A global coalition of law enforcement agencies on Wednesday shut down a botnet built from tens of thousands of hacked home and small-business routers that powered the SocksEscort proxy service. The Department of Justice announced the operation after investigators replaced the SocksEscort site with a seizure notice and moved to seize infrastructure and assets tied to the service.
Europol on SocksEscort Botnet
Europol said the SocksEscort network had allegedly compromised more than 369, 000 routers and Internet of Things devices in 163 countries and that the infected routers “have been disconnected from the service. ” The scale — hundreds of thousands of IP addresses across 163 countries — underlines how widely AVRecon malware was able to propagate through small-office/home-office devices. The figures point to a sprawling, internationally distributed proxy platform rather than an isolated cluster of infections.
FBI and DOJ takedown
Law enforcement in eight countries executed the operation named Operation Lightning, with the FBI and partner agencies seizing 34 domains and 23 servers across seven countries and freezing about $3. 5 million in cryptocurrency. The Department of Justice published a notice of the action and the SocksEscort website was replaced with a seizure banner as part of the disruption. The pattern suggests authorities targeted both the criminal storefront and the underlying infrastructure to deny access to the roughly 124, 000 customers the service reportedly had.

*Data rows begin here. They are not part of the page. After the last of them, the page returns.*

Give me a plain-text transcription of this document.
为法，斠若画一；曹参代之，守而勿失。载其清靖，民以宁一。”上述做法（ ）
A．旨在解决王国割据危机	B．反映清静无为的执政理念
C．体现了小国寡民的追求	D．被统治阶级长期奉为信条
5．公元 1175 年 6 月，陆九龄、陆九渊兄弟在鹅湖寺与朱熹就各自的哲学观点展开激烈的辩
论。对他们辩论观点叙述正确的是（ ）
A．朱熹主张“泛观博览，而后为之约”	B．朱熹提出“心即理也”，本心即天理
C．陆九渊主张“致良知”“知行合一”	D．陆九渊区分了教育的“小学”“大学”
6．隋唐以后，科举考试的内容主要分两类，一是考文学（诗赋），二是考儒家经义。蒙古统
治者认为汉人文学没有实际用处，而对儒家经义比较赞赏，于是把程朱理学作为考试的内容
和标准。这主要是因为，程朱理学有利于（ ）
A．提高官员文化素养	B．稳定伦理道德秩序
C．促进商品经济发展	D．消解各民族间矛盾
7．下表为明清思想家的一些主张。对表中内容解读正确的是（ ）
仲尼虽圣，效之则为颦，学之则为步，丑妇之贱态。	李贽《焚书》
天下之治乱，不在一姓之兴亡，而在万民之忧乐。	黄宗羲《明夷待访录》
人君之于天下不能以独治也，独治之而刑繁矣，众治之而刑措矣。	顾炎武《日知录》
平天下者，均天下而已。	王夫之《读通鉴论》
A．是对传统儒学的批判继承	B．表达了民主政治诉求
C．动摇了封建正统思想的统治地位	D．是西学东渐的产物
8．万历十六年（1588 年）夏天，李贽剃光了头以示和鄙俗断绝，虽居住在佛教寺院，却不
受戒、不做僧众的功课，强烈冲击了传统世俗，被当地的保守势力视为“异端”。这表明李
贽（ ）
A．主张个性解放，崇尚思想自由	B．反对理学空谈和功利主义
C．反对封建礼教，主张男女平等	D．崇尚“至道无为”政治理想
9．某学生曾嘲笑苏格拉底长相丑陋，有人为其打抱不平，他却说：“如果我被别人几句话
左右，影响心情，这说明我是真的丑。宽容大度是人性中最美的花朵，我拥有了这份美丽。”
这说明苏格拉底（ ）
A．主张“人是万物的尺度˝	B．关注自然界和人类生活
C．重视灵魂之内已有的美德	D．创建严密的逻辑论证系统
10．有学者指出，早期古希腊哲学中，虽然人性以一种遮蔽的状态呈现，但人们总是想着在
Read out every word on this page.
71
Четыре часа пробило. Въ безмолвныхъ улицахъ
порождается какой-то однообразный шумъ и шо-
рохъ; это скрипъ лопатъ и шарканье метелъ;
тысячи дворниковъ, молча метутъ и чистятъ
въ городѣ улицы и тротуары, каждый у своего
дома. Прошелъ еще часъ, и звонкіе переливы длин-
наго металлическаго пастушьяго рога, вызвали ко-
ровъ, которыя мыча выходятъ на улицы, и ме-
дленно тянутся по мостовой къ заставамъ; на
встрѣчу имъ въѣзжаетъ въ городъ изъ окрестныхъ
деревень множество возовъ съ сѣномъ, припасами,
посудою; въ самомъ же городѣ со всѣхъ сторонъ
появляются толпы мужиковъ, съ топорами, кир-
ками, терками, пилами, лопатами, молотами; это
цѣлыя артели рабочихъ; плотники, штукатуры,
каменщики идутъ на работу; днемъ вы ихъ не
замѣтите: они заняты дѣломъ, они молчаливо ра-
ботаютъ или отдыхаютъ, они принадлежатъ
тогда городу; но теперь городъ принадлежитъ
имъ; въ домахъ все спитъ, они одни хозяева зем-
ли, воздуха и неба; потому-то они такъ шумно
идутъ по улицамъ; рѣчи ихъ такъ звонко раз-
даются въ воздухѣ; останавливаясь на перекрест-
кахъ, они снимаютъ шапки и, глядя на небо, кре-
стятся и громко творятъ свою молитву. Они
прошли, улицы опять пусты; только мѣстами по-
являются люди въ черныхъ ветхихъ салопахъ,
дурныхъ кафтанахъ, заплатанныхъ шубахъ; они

Black Lotus Labs tracking and victims
Cybersecurity firm Black Lotus Labs tracked SocksEscort and said the botnet was composed of around 280, 000 routers since last January and that it was powered by malware called AVRecon. The Register and the Justice Department noted that SocksEscort sold access to about 369, 000 different IP addresses since the summer of 2020, and that as of last month the criminal network listed about 8, 000 infected routers for customers, with 2, 500 in the United States. The service was marketed to criminals and tied to diverse fraud schemes that cost businesses and consumers millions; documented victim losses include a New York cryptocurrency customer defrauded of $1 million, a Pennsylvania manufacturer defrauded of $700, 000, and current and former U. S. service members defrauded of $100, 000. The pattern suggests sellers of illicit residential proxies converted widespread device compromise into a commodity that enabled high-value, targeted fraud.
Still, private-sector partners also played a role: Black Lotus Labs and the Shadowserver Foundation assisted investigators in tracking the network, and Black Lotus Labs previously described AVRecon as one of the largest botnets targeting SOHO routers seen in recent years. That assessment ties the technical tracking to the operational disruption carried out by law enforcement.
For now, prosecutors and investigators say the seized domains, servers, and frozen cryptocurrency will feed further action. The FBI has stated that the servers seized through the operation will most definitely lead to additional evidence that will allow pursuit of further criminal activity, and investigators continue to probe downstream criminals who used SocksEscort. If those forensic leads identify customers among the roughly 124, 000 users, the data suggests prosecutions and civil forfeiture actions could follow as authorities trace the financial and operational chain behind the proxy service.